No Stopping Outsourcing: UK

New Delhi, Feb 20: | Updated: Feb 21 2004, 05:30am hrs
The United Kingdom has no intention of stopping outsourcing as the decision is best left to companies who have to aim at being internationally competitive, UK Trade & Investment (UKTI) chief executive officer (CEO) Stephen Brown has said.

In an interview with FE, Mr Brown said outsourcing could not be stopped in a globalised world as the cheapest providers of human resources would be preferred over costlier options. Ultimately it is the customer who would benefit from reduced prices, he said.

Mr Brown said governments should work towards creating alternative job opportunities for employees who lose jobs due to outsourcing.

UKTI is a government organisation that supports both companies in the UK trading internationally and overseas enterprises seeking to locate in the UK.

Mr Brown said the issue of outsourcing featured prominently in his discussions with commerce secretary Dipak Chatterjee. The UK does not view creating jobs in India in a negative light. If outsourced jobs helps the Indian economy to grow, then it will lead to creation of more wealth and greater trade with the UK, he said.

The reiteration of UKs positive approach towards outsourcing is welcome in India in the light of the recent ban imposed in the US on government outsourcing.

Mr Brown, who was on a three-day visit to India, met a number of companies in Delhi and Bangalore with business interests in the UK.

I think there is a huge potential for tie-ups in the software sector and bio-technology.

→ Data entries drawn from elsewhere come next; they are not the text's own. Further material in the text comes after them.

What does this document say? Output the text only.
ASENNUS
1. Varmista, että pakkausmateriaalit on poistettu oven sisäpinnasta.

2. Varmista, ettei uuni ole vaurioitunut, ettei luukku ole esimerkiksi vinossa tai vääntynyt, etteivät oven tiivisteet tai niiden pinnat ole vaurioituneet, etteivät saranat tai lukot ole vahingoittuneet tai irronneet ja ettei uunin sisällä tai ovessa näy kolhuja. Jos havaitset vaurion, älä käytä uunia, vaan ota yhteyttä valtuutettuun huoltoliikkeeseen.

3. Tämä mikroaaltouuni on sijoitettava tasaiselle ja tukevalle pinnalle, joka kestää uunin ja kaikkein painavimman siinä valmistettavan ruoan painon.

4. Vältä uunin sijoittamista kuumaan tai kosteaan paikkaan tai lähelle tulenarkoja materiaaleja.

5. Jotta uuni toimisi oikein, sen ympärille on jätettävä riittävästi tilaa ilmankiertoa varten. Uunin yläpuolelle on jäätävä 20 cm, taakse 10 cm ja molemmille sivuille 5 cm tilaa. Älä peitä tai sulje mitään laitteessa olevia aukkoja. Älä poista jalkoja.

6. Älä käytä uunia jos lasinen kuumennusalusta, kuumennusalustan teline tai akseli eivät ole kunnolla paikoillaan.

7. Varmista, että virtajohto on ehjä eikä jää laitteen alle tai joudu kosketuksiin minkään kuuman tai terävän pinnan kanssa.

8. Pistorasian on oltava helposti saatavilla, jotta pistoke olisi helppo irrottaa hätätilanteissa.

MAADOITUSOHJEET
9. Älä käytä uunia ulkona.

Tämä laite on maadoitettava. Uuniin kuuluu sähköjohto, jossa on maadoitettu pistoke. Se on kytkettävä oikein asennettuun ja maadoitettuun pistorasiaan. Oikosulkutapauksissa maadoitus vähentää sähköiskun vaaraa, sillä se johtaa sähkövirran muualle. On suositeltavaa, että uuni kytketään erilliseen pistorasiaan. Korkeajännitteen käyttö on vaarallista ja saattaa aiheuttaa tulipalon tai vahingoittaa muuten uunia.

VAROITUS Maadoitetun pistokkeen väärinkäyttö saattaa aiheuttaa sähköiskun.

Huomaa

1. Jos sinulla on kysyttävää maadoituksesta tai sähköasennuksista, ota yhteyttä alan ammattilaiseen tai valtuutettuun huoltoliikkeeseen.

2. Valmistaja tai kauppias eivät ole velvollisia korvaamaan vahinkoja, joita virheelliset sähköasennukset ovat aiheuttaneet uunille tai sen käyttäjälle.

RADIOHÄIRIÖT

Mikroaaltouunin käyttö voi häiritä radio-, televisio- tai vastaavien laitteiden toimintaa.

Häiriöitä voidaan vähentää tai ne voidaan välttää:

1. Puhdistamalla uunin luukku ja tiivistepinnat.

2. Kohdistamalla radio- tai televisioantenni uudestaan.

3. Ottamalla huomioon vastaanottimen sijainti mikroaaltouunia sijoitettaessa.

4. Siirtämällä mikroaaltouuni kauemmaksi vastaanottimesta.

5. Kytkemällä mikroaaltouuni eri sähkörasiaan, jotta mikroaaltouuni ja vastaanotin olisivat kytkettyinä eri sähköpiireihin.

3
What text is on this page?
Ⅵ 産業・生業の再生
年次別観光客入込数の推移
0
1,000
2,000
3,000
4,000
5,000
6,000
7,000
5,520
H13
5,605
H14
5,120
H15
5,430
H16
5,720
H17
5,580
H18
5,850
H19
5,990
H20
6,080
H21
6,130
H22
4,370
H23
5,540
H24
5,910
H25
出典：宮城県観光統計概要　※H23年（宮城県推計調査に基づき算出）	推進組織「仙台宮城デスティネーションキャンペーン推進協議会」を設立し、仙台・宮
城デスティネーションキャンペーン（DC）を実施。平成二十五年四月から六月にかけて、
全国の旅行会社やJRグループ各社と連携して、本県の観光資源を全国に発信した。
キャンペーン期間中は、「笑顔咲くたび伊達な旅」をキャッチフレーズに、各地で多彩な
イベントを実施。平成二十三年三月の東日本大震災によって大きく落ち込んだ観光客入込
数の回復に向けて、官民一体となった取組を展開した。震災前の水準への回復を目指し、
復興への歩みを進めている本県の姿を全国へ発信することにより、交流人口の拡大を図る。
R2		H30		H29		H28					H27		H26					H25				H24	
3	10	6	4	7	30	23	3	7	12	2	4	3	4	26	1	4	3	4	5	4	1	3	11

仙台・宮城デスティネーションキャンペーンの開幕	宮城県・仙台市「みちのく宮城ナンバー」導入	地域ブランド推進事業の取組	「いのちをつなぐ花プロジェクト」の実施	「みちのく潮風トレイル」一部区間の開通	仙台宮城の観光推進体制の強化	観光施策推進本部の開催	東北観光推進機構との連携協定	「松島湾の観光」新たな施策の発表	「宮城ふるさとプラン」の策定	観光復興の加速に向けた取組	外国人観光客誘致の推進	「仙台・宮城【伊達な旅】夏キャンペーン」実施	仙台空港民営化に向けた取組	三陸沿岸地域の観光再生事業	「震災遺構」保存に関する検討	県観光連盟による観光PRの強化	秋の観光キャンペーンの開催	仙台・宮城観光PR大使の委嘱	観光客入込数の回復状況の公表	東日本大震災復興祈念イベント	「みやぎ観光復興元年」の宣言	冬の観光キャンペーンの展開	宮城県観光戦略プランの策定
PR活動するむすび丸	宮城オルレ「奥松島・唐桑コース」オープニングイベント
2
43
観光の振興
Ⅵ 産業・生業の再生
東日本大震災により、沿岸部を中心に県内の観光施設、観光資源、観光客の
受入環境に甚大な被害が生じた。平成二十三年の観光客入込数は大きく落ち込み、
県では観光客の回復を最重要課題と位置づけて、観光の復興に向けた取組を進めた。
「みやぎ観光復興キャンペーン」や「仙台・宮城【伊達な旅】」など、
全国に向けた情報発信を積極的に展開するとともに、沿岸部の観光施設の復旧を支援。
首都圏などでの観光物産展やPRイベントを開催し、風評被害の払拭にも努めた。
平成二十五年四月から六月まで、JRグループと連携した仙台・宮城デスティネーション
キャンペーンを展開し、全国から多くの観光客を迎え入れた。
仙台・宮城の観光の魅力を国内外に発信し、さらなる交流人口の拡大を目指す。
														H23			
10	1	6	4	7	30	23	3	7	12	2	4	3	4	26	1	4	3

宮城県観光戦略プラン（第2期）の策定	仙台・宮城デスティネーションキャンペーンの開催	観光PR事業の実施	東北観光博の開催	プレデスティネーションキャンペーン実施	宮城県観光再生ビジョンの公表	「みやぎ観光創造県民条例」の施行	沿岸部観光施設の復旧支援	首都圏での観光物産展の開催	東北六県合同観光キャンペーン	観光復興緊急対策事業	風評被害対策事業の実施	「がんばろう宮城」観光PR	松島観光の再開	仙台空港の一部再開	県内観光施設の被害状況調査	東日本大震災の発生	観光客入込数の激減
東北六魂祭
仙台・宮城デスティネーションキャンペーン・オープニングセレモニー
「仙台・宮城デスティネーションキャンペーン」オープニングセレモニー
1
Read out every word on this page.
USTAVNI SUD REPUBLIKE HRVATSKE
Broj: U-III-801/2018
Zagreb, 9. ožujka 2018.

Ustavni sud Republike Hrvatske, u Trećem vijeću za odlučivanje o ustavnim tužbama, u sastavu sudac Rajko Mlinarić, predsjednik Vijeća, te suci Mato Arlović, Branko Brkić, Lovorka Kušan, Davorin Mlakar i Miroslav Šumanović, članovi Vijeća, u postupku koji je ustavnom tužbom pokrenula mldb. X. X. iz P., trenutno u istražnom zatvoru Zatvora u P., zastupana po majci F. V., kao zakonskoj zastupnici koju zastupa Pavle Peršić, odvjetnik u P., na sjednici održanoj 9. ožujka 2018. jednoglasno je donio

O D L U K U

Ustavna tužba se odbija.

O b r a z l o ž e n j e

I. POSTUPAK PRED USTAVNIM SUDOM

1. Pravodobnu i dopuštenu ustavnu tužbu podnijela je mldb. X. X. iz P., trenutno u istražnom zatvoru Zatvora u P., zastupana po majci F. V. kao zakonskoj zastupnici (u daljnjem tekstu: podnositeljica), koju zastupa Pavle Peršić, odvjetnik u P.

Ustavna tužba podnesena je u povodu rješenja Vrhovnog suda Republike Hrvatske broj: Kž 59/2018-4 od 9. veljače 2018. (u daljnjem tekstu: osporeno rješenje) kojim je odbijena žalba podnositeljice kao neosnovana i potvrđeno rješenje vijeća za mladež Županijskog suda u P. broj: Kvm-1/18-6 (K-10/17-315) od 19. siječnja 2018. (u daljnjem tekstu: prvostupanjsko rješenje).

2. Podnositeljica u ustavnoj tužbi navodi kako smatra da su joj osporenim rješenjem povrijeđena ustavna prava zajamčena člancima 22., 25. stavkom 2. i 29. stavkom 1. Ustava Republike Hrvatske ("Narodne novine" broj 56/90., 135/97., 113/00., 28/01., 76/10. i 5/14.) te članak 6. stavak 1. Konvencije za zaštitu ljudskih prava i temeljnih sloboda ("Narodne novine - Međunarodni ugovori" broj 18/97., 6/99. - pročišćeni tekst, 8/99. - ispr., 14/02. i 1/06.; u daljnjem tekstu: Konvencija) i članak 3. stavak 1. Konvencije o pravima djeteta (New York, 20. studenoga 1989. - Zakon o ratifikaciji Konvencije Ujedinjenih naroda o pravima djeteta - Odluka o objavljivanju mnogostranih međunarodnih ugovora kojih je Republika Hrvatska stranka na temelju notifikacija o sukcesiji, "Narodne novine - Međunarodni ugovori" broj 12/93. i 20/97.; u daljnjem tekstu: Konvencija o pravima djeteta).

I had fruitful meetings with a number of companies, he said.

The food sector is another emerging area where there is tremendous scope of Indo-UK cooperation. The people in my country enjoy Indian food and there is a lot of opportunity in the area.

The on-going World Trade Organisation (WTO) negotiations also featured prominently in Mr Browns discussion with Mr Chatterjee. We swapped notes on a number of issues. Both sides recognise that if an agreement is to be reached, everybody has to compromise, he said.

Mr Brown said it was good that bilateral trade in goods and services between the two countries was on the rise with more than 450 Indian companies setting up operations in the UK. With both the economies doing well, I expect the number of tie-ups to go up substantially this year, he added.